Er gibt sich optimistisch und verweist auf die Mentalität der IT-Branche: „Wir sehen zuversichtlich in die Zukunft, das entspricht unserem Naturell. Wenn wir diese Zuversicht verlieren, haben wir das Spiel verloren. Wir sind ein IT-Dienstleister und unsere Kernkompetenzen liegen in der Beratung, in zukunftsfähigen Technologien und im umfangreichen Branchen-Know-how – wir „brennen“ für die Digitalisierung. Bei adesso sind wir sehr projektgetrieben. Es gilt: Nach dem Projekt ist vor dem Projekt. Ich glaube allerdings, dass es 2021 schwerer werden wird, neue Projekte zu generieren.

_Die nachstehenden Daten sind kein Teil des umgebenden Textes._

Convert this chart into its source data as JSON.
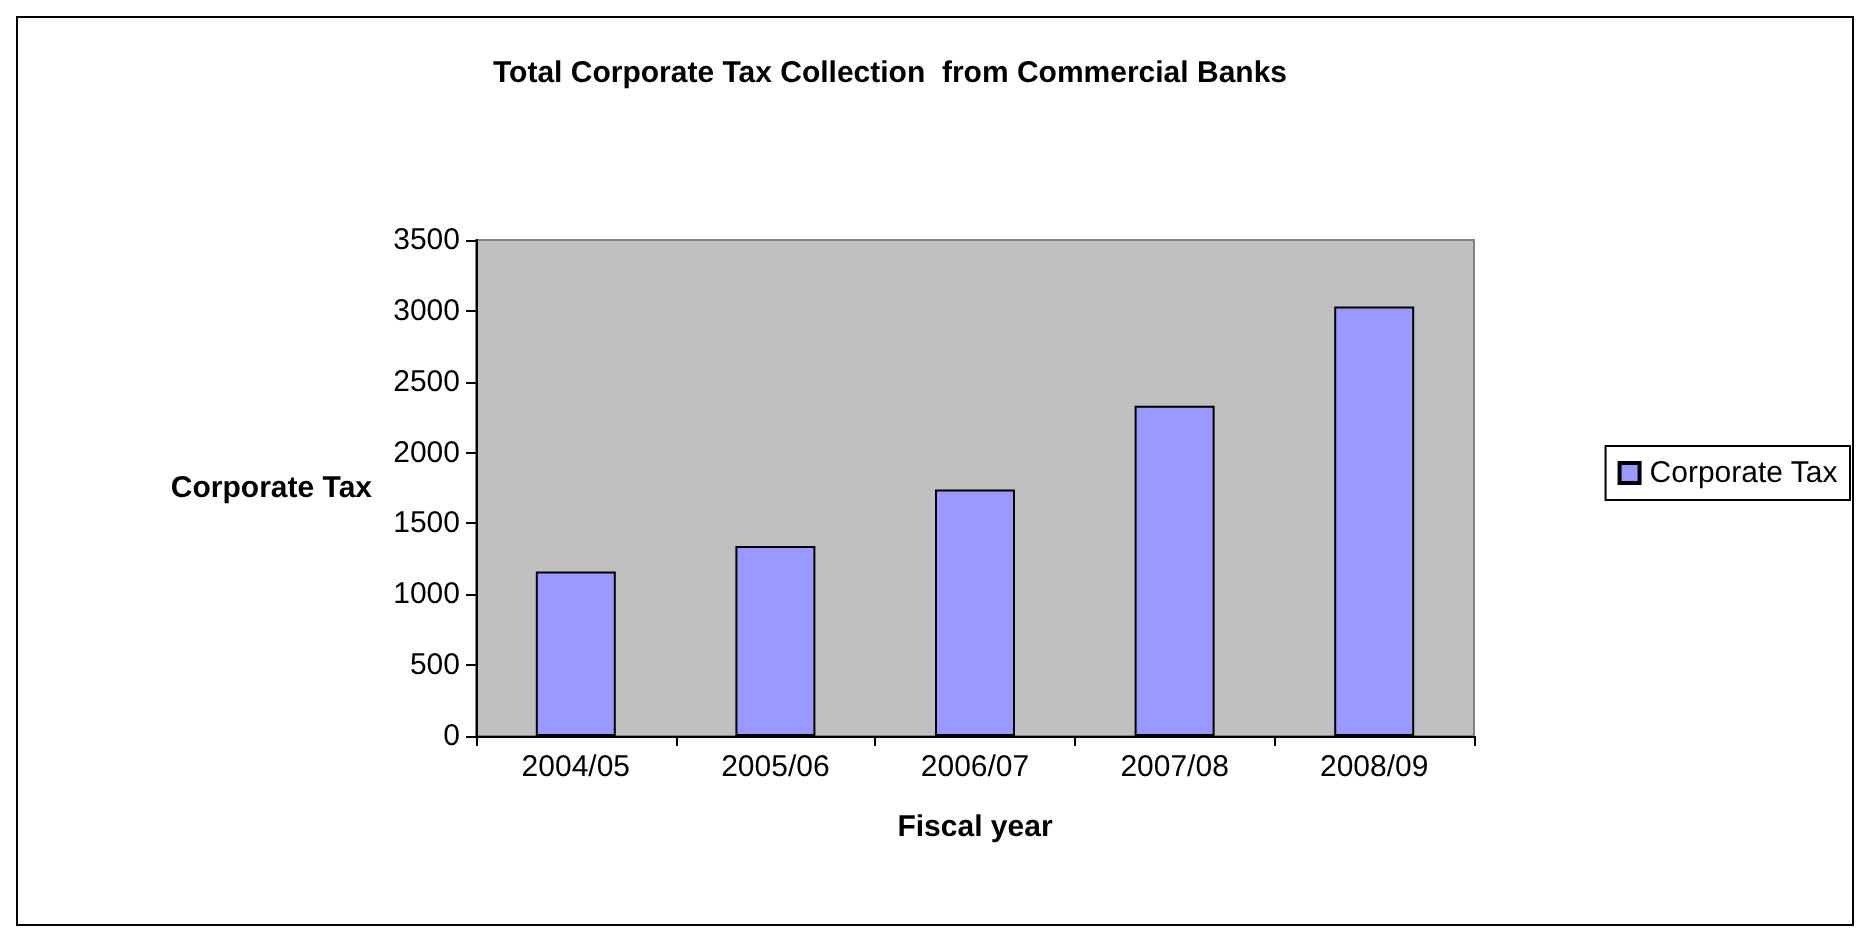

Denn laufende Projekte ins Homeoffice zu verlagern, war gut machbar, aber von zu Hause neue Projekte zu starten oder Kunden zu akquirieren, das ist schon eine größere Herausforderung. Für erfolgreiche Projekte ist auch der enge, persönliche Kontakt zu den Kunden wesentlich.“ adesso zählt zu den zwanzig größten IT-Dienstleistern in Deutschland, in Österreich wurde heuer trotz der Corona-Krise von 50 auf 70 Mitarbeiter expandiert.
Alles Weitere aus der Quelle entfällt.